Erinnerst du dich noch an das Jahr 1983? Die Abendsonne schien durch die Fenster, das Radio lief in der Küche und plötzlich hörten wir diese unverwechselbare, raue Stimme im Fernsehen. Dieter Thomas Heck kündigte ihn in der ZDF-Hitparade an, und ein junger Mann mit dunklen Haaren betrat die Bühne. Sein Name: Nino de Angelo. Mit seinem Welthit Jenseits von Eden hat er sich damals für immer in unser musikalisches Gedächtnis eingebrannt. Doch hinter der glänzenden Fassade der Show steckte weit mehr als nur ein erfolgreicher Song.

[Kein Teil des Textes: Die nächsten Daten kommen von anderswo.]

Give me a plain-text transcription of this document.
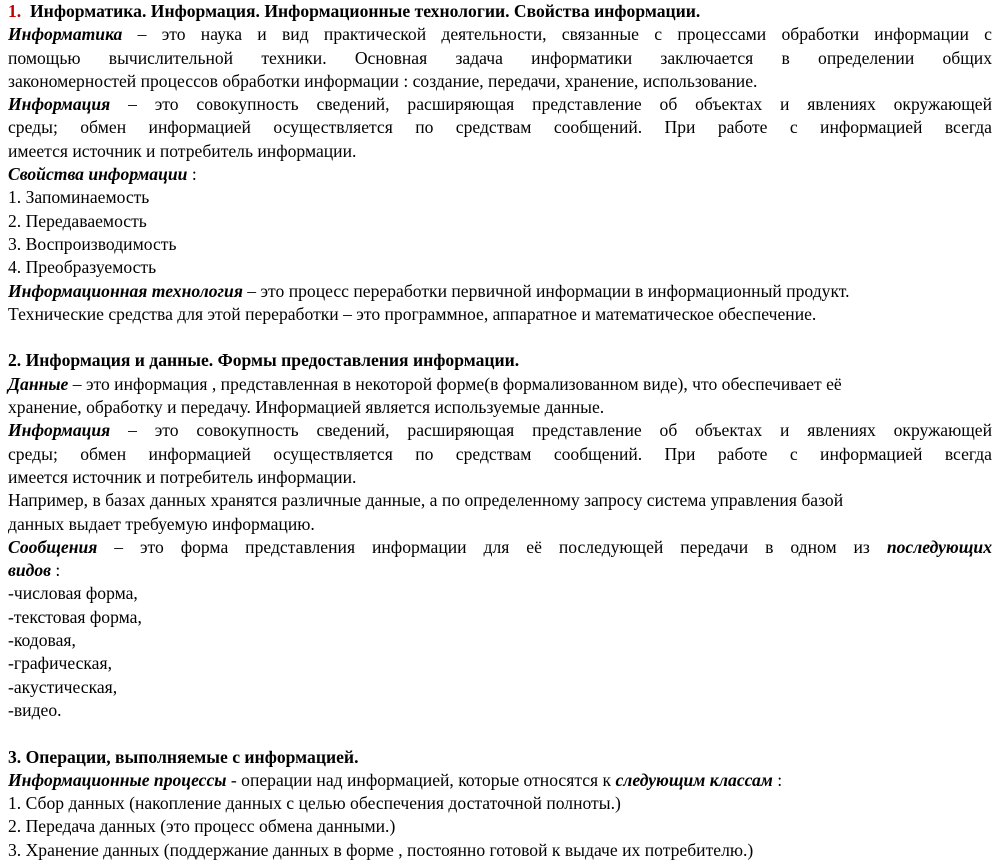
1. Информатика. Информация. Информационные технологии. Свойства информации.
Информатика – это наука и вид практической деятельности, связанные с процессами обработки информации с
помощью вычислительной техники. Основная задача информатики заключается в определении общих
закономерностей процессов обработки информации : создание, передачи, хранение, использование.
Информация – это совокупность сведений, расширяющая представление об объектах и явлениях окружающей
среды; обмен информацией осуществляется по средствам сообщений. При работе с информацией всегда
имеется источник и потребитель информации.
Свойства информации :
1. Запоминаемость
2. Передаваемость
3. Воспроизводимость
4. Преобразуемость
Информационная технология – это процесс переработки первичной информации в информационный продукт.
Технические средства для этой переработки – это программное, аппаратное и математическое обеспечение.
2. Информация и данные. Формы предоставления информации.
Данные – это информация , представленная в некоторой форме(в формализованном виде), что обеспечивает её
хранение, обработку и передачу. Информацией является используемые данные.
Информация – это совокупность сведений, расширяющая представление об объектах и явлениях окружающей
среды; обмен информацией осуществляется по средствам сообщений. При работе с информацией всегда
имеется источник и потребитель информации.
Например, в базах данных хранятся различные данные, а по определенному запросу система управления базой
данных выдает требуемую информацию.
Сообщения – это форма представления информации для её последующей передачи в одном из последующих
видов :
-числовая форма,
-текстовая форма,
-кодовая,
-графическая,
-акустическая,
-видео.
3. Операции, выполняемые с информацией.
Информационные процессы - операции над информацией, которые относятся к следующим классам :
1. Сбор данных (накопление данных с целью обеспечения достаточной полноты.)
2. Передача данных (это процесс обмена данными.)
3. Хранение данных (поддержание данных в форме , постоянно готовой к выдаче их потребителю.)
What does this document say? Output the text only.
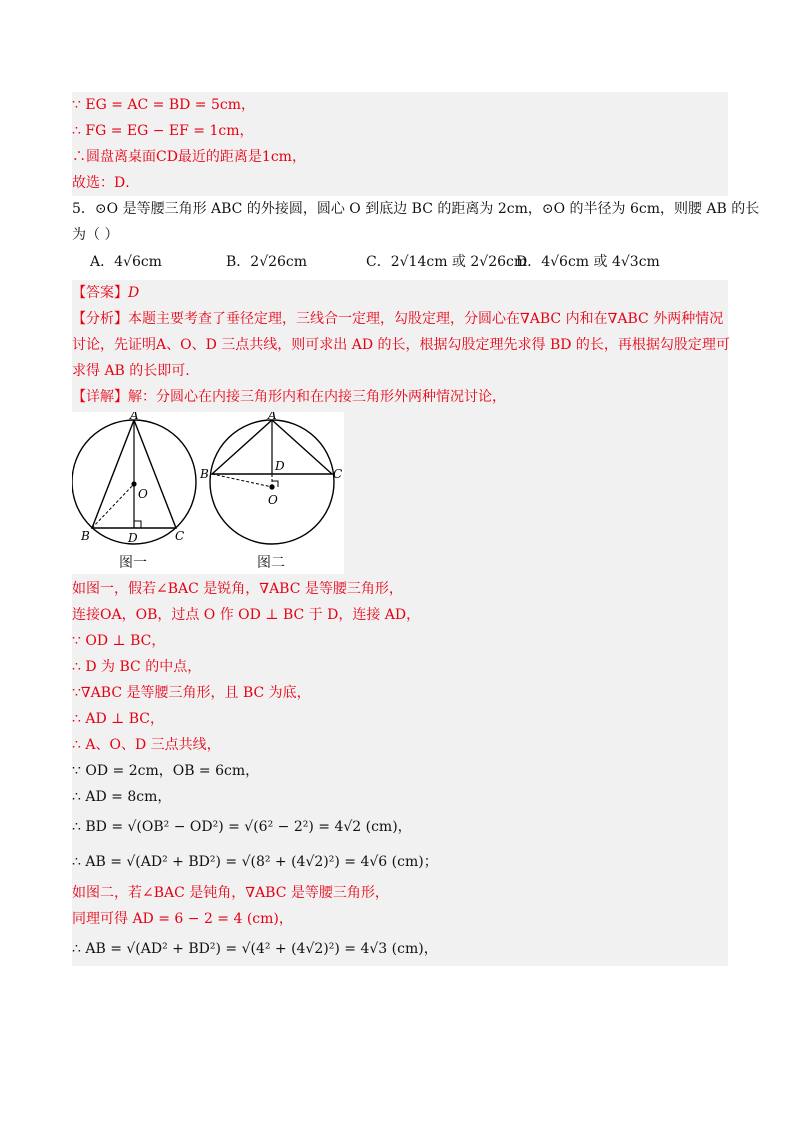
∵ EG = AC = BD = 5cm，
∴ FG = EG − EF = 1cm，
∴圆盘离桌面CD最近的距离是1cm，
故选：D．
5．⊙O 是等腰三角形 ABC 的外接圆，圆心 O 到底边 BC 的距离为 2cm，⊙O 的半径为 6cm，则腰 AB 的长
为（ ）
A．4√6cm	B．2√26cm	C．2√14cm 或 2√26cm
D．4√6cm 或 4√3cm
【答案】D
【分析】本题主要考查了垂径定理，三线合一定理，勾股定理，分圆心在∇ABC 内和在∇ABC 外两种情况
讨论，先证明A、O、D 三点共线，则可求出 AD 的长，根据勾股定理先求得 BD 的长，再根据勾股定理可
求得 AB 的长即可.
【详解】解：分圆心在内接三角形内和在内接三角形外两种情况讨论，
A
O
B	D	C
A
B
D
C
O
图一	图二
如图一，假若∠BAC 是锐角，∇ABC 是等腰三角形，
连接OA，OB，过点 O 作 OD ⊥ BC 于 D，连接 AD，
∵ OD ⊥ BC，
∴ D 为 BC 的中点，
∵∇ABC 是等腰三角形，且 BC 为底，
∴ AD ⊥ BC，
∴ A、O、D 三点共线，
∵ OD = 2cm，OB = 6cm，
∴ AD = 8cm，
∴ BD = √(OB² − OD²) = √(6² − 2²) = 4√2 (cm)，
∴ AB = √(AD² + BD²) = √(8² + (4√2)²) = 4√6 (cm)；
如图二，若∠BAC 是钝角，∇ABC 是等腰三角形，
同理可得 AD = 6 − 2 = 4 (cm)，
∴ AB = √(AD² + BD²) = √(4² + (4√2)²) = 4√3 (cm)，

Damals war Nino de Angelo der neue große Star am deutschen Schlagerhimmel. Wir alle klebten vor den Röhrenfernsehern, wenn er auftrat. Seine Stimme hatte diesen besonderen Klang, der uns eine Gänsehaut bescherte. Wir dachten, wir wüssten alles über ihn, weil wir seine Fotos in der Bravo studierten. Doch hinter seinem plötzlichen kometenhaften Aufstieg verbargen sich Geschichten, die erst viel später ans Licht kamen. Die Branche war gnadenlos, und der Druck, immer neue Hits zu produzieren, lastete schwer auf den Schultern des jungen Sängers.
Es war eine Zeit des Umbruchs in Deutschland. Die Neue Deutsche Welle rollte über das Land, aber Nino de Angelo blieb seinem ganz eigenen Stil treu. Der Erfolg von Jenseits von Eden war so gewaltig, dass er in ganz Deutschland von Hamburg bis München aus den Jukeboxen dröhnte. Wer damals in den Tanzschulen oder auf den Schützenfesten unterwegs war, kam an diesem Lied nicht vorbei. Doch für Nino de Angelo begann damit auch eine Achterbahnfahrt zwischen öffentlichem Ruhm und privatem Schmerz, von der das Fernsehpublikum damals nur ahnen konnte.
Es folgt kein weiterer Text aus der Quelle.